Estos son hechos maravillosos, impresos con una literalidad y precisión que, al compararse con el lenguaje vívido y gráfico de las Escrituras, no pueden dejar de asombrar y deleitar.
Debe ser reconfortante para el amante de la verdad, descubrir que, bajo cualquier perspectiva que se pongan a prueba las evidencias y los fundamentos de sus elevadas esperanzas, estos se manifiestan como oro puro.
Al examinar esta obra y comparar diligentemente, como ya lo había hecho, los testimonios combinados de estos eminentes viajeros: Sir R. Kerr Porter, J. S. Buckingham, Keppel, Mignan, Irby y Mangles, Laborde y otros, con las investigaciones del Sr. Rich sobre las ruinas de Babilonia, en las Minas de Oriente, por no mencionar a un sinfín de viajeros anteriores, me pareció notable que, si bien las escenas de ruina que visitaron se describían con suma fidelidad en los Registros de la Profecía, sin añadir ni disminuir la fuerza, la precisión ni los matices de su descripción, honestidad lenguaje otros, de nuevo, parecen haber respirado inconscientemente, por afinidad con estas escenas, la misma atmósfera de las Escrituras, y haber hecho eco del tono de inspiración
Incluso los incrédulos, como el apóstata rey Saul, cuando se vieron inmersos en la dolorosa esfera de sus desolaciones, por la fuerza irresistible de la verdad, dieron testimonio renuente del Registro Celestial, mientras nosotros exclamamos asombrados, al contemplarlo: «¿Son estos también?». entre los profetas.
El fundamento de la evidencia que ahora me he aventurado a explorar, parece ser de una naturaleza igualmente concluyente y satisfactoria, e incluso más probable que alcance las elevadas pretensiones de estos tiempos trascendentales y de aquellos individuos que tal vez no se dignen a examinar la abrumadora evidencia de demostración presentada en los acontecimientos tangibles registrados en la página profética.
La investigación es curiosa, novedosa y profundamente interesante.
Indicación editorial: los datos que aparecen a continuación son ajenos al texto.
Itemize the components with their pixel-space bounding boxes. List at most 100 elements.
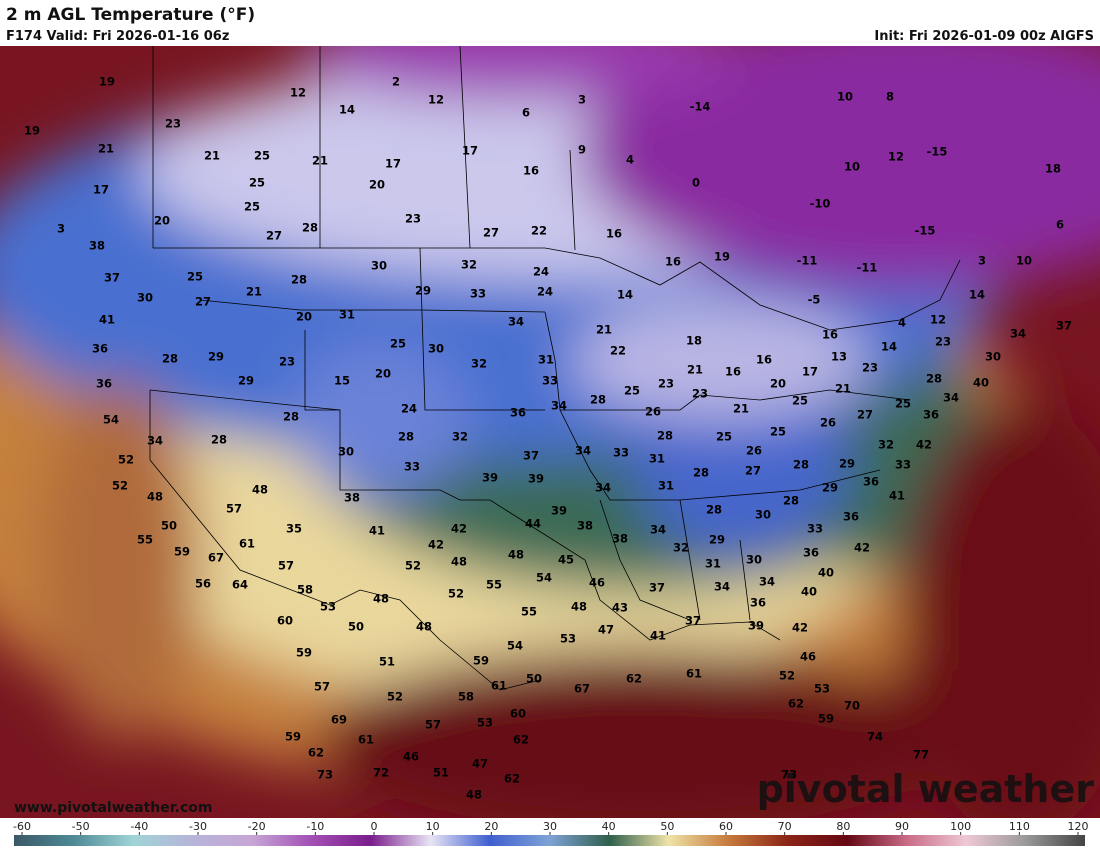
- colorbar-tick-label: -40: [130, 820, 148, 833]
- temperature-label: 47: [598, 623, 614, 637]
- temperature-label: 20: [154, 214, 170, 228]
- temperature-label: 25: [792, 394, 808, 408]
- temperature-label: 23: [862, 361, 878, 375]
- temperature-label: 74: [867, 730, 883, 744]
- colorbar-tick-label: -30: [189, 820, 207, 833]
- temperature-label: 20: [296, 310, 312, 324]
- temperature-label: 48: [416, 620, 432, 634]
- temperature-label: 25: [895, 397, 911, 411]
- valid-time: F174 Valid: Fri 2026-01-16 06z: [6, 29, 229, 44]
- title: 2 m AGL Temperature (°F): [6, 5, 255, 25]
- temperature-label: 25: [390, 337, 406, 351]
- temperature-label: 17: [385, 157, 401, 171]
- temperature-label: 37: [523, 449, 539, 463]
- colorbar-ticks: -60 -50 -40 -30 -20 -10 0 10 20 30 40 50 60 70 80 90 100…: [13, 820, 1089, 835]
- temperature-label: 28: [590, 393, 606, 407]
- temperature-label: 18: [686, 334, 702, 348]
- temperature-label: 32: [461, 258, 477, 272]
- temperature-label: 14: [881, 340, 897, 354]
- temperature-label: 38: [344, 491, 360, 505]
- colorbar-tick-label: 10: [426, 820, 440, 833]
- temperature-label: 20: [369, 178, 385, 192]
- temperature-label: 48: [571, 600, 587, 614]
- temperature-label: 29: [208, 350, 224, 364]
- temperature-label: 12: [888, 150, 904, 164]
- temperature-label: 60: [510, 707, 526, 721]
- temperature-label: 2: [392, 75, 400, 89]
- colorbar-tick-label: 70: [778, 820, 792, 833]
- temperature-label: 28: [783, 494, 799, 508]
- temperature-label: 59: [296, 646, 312, 660]
- temperature-label: 12: [930, 313, 946, 327]
- temperature-label: 27: [483, 226, 499, 240]
- temperature-label: 21: [246, 285, 262, 299]
- temperature-label: 14: [339, 103, 355, 117]
- temperature-label: 22: [610, 344, 626, 358]
- temperature-label: 17: [93, 183, 109, 197]
- temperature-label: 60: [277, 614, 293, 628]
- temperature-label: 61: [491, 679, 507, 693]
- temperature-label: 62: [513, 733, 529, 747]
- temperature-label: 26: [746, 444, 762, 458]
- temperature-label: 24: [401, 402, 417, 416]
- temperature-label: 59: [818, 712, 834, 726]
- temperature-label: 10: [1016, 254, 1032, 268]
- temperature-label: 25: [244, 200, 260, 214]
- borders: [149, 46, 961, 691]
- temperature-label: 28: [706, 503, 722, 517]
- temperature-label: 21: [687, 363, 703, 377]
- temperature-label: 28: [211, 433, 227, 447]
- temperature-label: 36: [923, 408, 939, 422]
- temperature-label: 29: [238, 374, 254, 388]
- temperature-label: 30: [755, 508, 771, 522]
- temperature-label: 26: [820, 416, 836, 430]
- temperature-label: 28: [302, 221, 318, 235]
- temperature-label: 59: [174, 545, 190, 559]
- temperature-label: 29: [822, 481, 838, 495]
- temperature-label: 41: [650, 629, 666, 643]
- temperature-label: 14: [969, 288, 985, 302]
- temperature-label: 19: [24, 124, 40, 138]
- temperature-label: 52: [387, 690, 403, 704]
- colorbar-tick-label: 0: [371, 820, 378, 833]
- temperature-label: 32: [878, 438, 894, 452]
- temperature-label: 34: [595, 481, 611, 495]
- temperature-label: 4: [626, 153, 634, 167]
- temperature-label: 73: [781, 768, 797, 782]
- temperature-label: 58: [297, 583, 313, 597]
- temperature-label: 0: [692, 176, 700, 190]
- temperature-label: 39: [551, 504, 567, 518]
- temperature-label: 21: [835, 382, 851, 396]
- temperature-label: 28: [657, 429, 673, 443]
- temperature-label: 70: [844, 699, 860, 713]
- temperature-label: 52: [405, 559, 421, 573]
- temperature-label: 21: [596, 323, 612, 337]
- colorbar-tick-label: 50: [660, 820, 674, 833]
- temperature-label: 4: [898, 316, 906, 330]
- colorbar: [14, 835, 1085, 846]
- temperature-label: 24: [533, 265, 549, 279]
- temperature-label: 30: [746, 553, 762, 567]
- temperature-label: -15: [915, 224, 936, 238]
- temperature-label: 12: [290, 86, 306, 100]
- temperature-label: 37: [1056, 319, 1072, 333]
- temperature-label: 53: [814, 682, 830, 696]
- temperature-label: 36: [96, 377, 112, 391]
- temperature-label: 57: [425, 718, 441, 732]
- temperature-label: 73: [317, 768, 333, 782]
- temperature-label: 28: [693, 466, 709, 480]
- temperature-label: 42: [854, 541, 870, 555]
- temperature-label: 16: [665, 255, 681, 269]
- temperature-label: 22: [531, 224, 547, 238]
- temperature-label: 29: [709, 533, 725, 547]
- temperature-label: 30: [371, 259, 387, 273]
- temperature-label: 33: [404, 460, 420, 474]
- temperature-label: 40: [801, 585, 817, 599]
- temperature-label: 33: [542, 374, 558, 388]
- temperature-label: 72: [373, 766, 389, 780]
- temperature-label: 27: [745, 464, 761, 478]
- temperature-label: 31: [538, 353, 554, 367]
- temperature-label: 19: [99, 75, 115, 89]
Estos legibles memoriales de un largo tiempo, transcripción de maravillosos acontecimientos, son duraderos como el diamante y permanentes como el bronce. Forman unas letras que todo aquel que «corre puede leer», aunque hasta ahora solo se las haya considerado un eslabón secundario en la cadena de evidencias. Algunos autores sobre monedas y medallas, como Pinkerton, por ejemplo, han tratado con desdén la evidencia derivada del siclo judío y las monedas del Bajo Imperio. Es cierto que la impresión en las monedas del Bajo Imperio es tosca, al igual que en el siclo y la moneda judía bajo Agripa, pero esto no disminuye su valor como medallones de historia. Muchas monedas de la Alta Antigüedad, como las sasánidas, son extremadamente bárbaras, pero ciertamente no por ello deben ser descartadas de un gabinete completo.
En esta interesante y breve obra, el Dr. Walsh ha aportado mucha evidencia, recopilada a partir de monedas y medallas, que ilustra la historia temprana y el progreso del cristianismo, principalmente en relación con las monedas del Bajo Imperio. Es lamentable que haya dedicado tanta atención a las vanas divagaciones de los gnósticos, sin duda indignas del espacio que ha ocupado en la discusión. Yo he abordado la cuestión de la revelación desde una perspectiva más amplia.